Larry Williams II says the flaw — which allowed callers to hear conversations via FaceTime even before the person picked up — intrudes on the privacy of “one’s most intimate conversations without consent,” CNBC reported Wednesday.

In the complaint filed Monday in Harris County, the Houston-based attorney says he was “undergoing a private deposition with a client when this defective product … allowed for the recording” of the conversation.

It was not clear whether the conversation was actually eavesdropped upon.

Williams is seeking unspecified damages on claims of negligence, product liability, misrepresentation and warranty breach. He says Apple should’ve known about the bug and accuses it of not adequately testing its software.

He says the tech snafu caused him “sustained permanent and continuous injuries, pain and suffering and emotional trauma that will continue into the future” and that he also “lost ability to earn a living.”
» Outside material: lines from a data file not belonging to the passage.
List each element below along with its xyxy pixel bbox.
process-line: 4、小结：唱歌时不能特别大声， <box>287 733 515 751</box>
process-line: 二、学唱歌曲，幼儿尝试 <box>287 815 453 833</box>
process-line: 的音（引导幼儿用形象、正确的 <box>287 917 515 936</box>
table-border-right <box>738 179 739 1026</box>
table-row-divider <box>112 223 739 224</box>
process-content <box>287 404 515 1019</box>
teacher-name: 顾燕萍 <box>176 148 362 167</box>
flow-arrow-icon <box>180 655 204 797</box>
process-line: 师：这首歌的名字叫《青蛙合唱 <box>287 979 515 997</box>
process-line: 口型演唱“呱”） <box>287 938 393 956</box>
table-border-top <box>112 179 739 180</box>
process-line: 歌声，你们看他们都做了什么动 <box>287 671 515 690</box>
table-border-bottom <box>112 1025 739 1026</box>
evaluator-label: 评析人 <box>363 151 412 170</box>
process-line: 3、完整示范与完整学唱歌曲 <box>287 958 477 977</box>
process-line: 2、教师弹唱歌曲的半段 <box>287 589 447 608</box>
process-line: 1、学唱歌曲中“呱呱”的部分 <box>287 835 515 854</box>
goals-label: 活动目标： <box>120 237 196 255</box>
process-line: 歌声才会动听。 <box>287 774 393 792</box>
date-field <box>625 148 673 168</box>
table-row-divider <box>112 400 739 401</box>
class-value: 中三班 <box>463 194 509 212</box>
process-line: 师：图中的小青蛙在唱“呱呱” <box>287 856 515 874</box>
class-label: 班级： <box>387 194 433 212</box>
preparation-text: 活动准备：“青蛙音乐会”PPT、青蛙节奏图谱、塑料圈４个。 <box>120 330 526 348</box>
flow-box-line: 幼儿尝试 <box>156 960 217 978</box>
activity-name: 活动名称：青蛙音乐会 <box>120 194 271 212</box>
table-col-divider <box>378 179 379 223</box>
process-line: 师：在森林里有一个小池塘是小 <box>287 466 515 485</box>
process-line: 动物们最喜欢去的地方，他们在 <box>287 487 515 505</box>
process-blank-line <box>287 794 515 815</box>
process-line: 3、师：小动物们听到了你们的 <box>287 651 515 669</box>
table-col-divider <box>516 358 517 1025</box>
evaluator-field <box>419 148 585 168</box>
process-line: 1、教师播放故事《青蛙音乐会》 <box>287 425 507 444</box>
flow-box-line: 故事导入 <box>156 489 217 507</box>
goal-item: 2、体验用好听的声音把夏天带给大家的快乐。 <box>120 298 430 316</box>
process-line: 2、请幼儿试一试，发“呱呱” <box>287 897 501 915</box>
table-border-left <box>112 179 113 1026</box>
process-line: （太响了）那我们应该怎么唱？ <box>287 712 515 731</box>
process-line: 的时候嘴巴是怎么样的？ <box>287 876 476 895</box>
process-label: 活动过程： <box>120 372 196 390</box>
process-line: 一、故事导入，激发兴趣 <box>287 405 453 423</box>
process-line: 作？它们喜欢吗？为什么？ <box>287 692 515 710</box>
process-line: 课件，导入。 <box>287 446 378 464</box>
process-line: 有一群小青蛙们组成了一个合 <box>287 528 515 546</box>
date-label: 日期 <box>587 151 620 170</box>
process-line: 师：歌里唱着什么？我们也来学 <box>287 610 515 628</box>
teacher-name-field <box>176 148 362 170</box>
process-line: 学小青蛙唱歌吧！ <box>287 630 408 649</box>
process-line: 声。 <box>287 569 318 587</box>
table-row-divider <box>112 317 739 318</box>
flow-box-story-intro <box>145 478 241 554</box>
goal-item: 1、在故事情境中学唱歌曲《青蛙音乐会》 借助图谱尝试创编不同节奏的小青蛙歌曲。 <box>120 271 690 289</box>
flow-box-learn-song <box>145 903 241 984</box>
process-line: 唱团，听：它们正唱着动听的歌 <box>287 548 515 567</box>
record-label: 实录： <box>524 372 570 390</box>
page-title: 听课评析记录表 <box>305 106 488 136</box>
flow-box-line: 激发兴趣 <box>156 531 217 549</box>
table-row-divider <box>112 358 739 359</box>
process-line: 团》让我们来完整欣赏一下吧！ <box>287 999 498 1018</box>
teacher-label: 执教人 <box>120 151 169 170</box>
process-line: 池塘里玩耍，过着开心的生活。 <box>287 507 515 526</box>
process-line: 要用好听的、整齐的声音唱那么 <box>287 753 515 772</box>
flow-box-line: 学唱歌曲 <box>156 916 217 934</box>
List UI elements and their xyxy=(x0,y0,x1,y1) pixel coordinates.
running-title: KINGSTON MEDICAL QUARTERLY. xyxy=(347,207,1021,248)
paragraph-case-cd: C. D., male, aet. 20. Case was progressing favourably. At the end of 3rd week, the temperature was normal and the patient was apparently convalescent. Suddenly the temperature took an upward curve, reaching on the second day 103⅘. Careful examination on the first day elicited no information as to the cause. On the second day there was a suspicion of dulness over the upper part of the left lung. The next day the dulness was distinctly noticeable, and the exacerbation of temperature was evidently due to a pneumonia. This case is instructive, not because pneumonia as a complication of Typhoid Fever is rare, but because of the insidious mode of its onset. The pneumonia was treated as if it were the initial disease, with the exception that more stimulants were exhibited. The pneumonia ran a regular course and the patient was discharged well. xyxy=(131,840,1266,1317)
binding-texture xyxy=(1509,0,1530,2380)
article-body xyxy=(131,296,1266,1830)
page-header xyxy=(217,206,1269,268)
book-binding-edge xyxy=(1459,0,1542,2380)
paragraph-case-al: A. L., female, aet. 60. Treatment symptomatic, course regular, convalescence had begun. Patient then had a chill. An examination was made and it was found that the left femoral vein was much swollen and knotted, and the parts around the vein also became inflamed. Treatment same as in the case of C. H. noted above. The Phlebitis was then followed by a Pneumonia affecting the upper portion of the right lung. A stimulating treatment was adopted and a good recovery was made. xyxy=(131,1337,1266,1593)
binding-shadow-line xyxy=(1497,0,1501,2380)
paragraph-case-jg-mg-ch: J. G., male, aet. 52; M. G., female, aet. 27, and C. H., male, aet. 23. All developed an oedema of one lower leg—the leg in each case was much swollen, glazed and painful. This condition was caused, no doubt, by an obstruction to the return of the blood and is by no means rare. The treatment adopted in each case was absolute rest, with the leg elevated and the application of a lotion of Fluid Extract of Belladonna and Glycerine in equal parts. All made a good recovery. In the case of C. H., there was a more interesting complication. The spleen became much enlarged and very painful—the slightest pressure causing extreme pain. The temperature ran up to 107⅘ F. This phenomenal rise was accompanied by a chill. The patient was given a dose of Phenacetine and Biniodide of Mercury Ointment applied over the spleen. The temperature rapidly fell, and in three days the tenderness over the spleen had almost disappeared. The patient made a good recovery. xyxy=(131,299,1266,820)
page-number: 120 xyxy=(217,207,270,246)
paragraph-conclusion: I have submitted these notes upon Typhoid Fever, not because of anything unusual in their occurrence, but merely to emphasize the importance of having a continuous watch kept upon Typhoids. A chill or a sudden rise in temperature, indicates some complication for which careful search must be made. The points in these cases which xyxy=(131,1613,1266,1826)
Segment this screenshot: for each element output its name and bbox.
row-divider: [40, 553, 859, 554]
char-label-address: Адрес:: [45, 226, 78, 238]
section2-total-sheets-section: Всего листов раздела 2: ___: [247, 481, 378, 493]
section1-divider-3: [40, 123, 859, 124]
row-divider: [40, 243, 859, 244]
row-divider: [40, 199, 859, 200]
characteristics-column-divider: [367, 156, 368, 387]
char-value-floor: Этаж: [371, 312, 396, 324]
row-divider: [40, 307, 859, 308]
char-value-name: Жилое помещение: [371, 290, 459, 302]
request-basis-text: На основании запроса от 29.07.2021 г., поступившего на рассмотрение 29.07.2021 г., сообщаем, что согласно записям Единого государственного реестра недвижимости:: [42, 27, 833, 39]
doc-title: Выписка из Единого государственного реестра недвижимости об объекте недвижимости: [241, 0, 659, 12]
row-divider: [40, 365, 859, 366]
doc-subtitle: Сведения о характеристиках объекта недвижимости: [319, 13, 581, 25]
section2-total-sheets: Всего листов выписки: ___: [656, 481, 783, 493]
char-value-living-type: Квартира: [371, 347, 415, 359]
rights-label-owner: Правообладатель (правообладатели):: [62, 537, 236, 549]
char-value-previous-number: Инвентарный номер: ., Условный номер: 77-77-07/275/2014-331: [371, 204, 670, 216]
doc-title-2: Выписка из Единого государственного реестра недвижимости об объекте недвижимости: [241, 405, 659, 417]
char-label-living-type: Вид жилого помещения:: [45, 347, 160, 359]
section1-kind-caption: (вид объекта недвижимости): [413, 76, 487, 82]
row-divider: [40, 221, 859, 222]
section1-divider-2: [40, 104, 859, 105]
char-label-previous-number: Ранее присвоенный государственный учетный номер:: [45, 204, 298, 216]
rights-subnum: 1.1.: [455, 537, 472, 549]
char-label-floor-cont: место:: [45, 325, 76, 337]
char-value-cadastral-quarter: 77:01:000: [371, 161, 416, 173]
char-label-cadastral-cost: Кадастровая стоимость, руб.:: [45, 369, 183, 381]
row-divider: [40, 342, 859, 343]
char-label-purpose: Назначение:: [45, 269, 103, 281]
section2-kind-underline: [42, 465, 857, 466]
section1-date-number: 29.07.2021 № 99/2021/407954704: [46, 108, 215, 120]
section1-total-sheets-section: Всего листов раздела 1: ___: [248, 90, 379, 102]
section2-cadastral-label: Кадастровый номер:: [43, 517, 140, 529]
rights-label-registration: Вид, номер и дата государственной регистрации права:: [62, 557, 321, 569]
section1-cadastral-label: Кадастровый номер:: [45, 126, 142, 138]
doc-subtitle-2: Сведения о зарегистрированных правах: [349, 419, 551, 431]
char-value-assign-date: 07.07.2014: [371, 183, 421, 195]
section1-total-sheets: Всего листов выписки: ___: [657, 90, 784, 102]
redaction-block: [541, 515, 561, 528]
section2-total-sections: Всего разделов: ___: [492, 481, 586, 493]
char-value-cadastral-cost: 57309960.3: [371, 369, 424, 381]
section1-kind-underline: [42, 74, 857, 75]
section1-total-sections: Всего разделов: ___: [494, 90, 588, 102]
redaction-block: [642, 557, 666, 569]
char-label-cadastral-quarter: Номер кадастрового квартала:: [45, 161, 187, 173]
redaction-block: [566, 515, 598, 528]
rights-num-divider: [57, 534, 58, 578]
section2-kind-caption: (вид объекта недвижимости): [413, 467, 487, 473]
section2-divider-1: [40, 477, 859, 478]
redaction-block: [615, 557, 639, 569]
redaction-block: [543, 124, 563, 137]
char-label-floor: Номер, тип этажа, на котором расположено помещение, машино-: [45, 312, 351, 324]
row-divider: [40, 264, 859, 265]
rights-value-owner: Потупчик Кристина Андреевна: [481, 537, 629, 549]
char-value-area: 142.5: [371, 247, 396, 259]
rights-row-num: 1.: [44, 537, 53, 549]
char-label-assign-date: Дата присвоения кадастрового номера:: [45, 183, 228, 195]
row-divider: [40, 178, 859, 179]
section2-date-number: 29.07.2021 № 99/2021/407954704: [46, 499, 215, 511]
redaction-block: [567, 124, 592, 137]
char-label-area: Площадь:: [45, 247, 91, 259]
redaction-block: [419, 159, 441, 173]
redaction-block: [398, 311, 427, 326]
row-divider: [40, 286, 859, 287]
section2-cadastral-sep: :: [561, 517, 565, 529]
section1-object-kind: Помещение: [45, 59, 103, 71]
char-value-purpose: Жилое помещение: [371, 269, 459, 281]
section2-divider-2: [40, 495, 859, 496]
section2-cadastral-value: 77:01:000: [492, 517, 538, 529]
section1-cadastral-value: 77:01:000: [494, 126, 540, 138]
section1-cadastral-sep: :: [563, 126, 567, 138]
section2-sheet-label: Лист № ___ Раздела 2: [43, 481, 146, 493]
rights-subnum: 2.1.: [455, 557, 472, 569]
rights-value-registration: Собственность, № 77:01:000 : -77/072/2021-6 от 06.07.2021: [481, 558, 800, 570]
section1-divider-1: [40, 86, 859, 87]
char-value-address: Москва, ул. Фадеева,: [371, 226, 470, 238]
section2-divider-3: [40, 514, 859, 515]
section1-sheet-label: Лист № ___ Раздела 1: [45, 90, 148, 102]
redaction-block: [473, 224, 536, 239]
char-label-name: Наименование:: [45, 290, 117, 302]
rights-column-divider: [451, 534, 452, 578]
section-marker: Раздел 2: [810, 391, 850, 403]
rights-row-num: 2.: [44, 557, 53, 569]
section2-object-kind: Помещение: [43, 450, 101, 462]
The glitch, which affected the iOS 12.1 operating system, would occur when a caller created a conference call on FaceTime, typed in their phone number and added the number of another person.

In a statement, Apple said it’s “aware of the issue and we have identified a fix that will be released in a software update later this week.”

The company issued a temporary fix by disabling the group function on FaceTime.

An Arizona mother and her teenage son warned Apple about the flaw for more than a week before it yanked the software.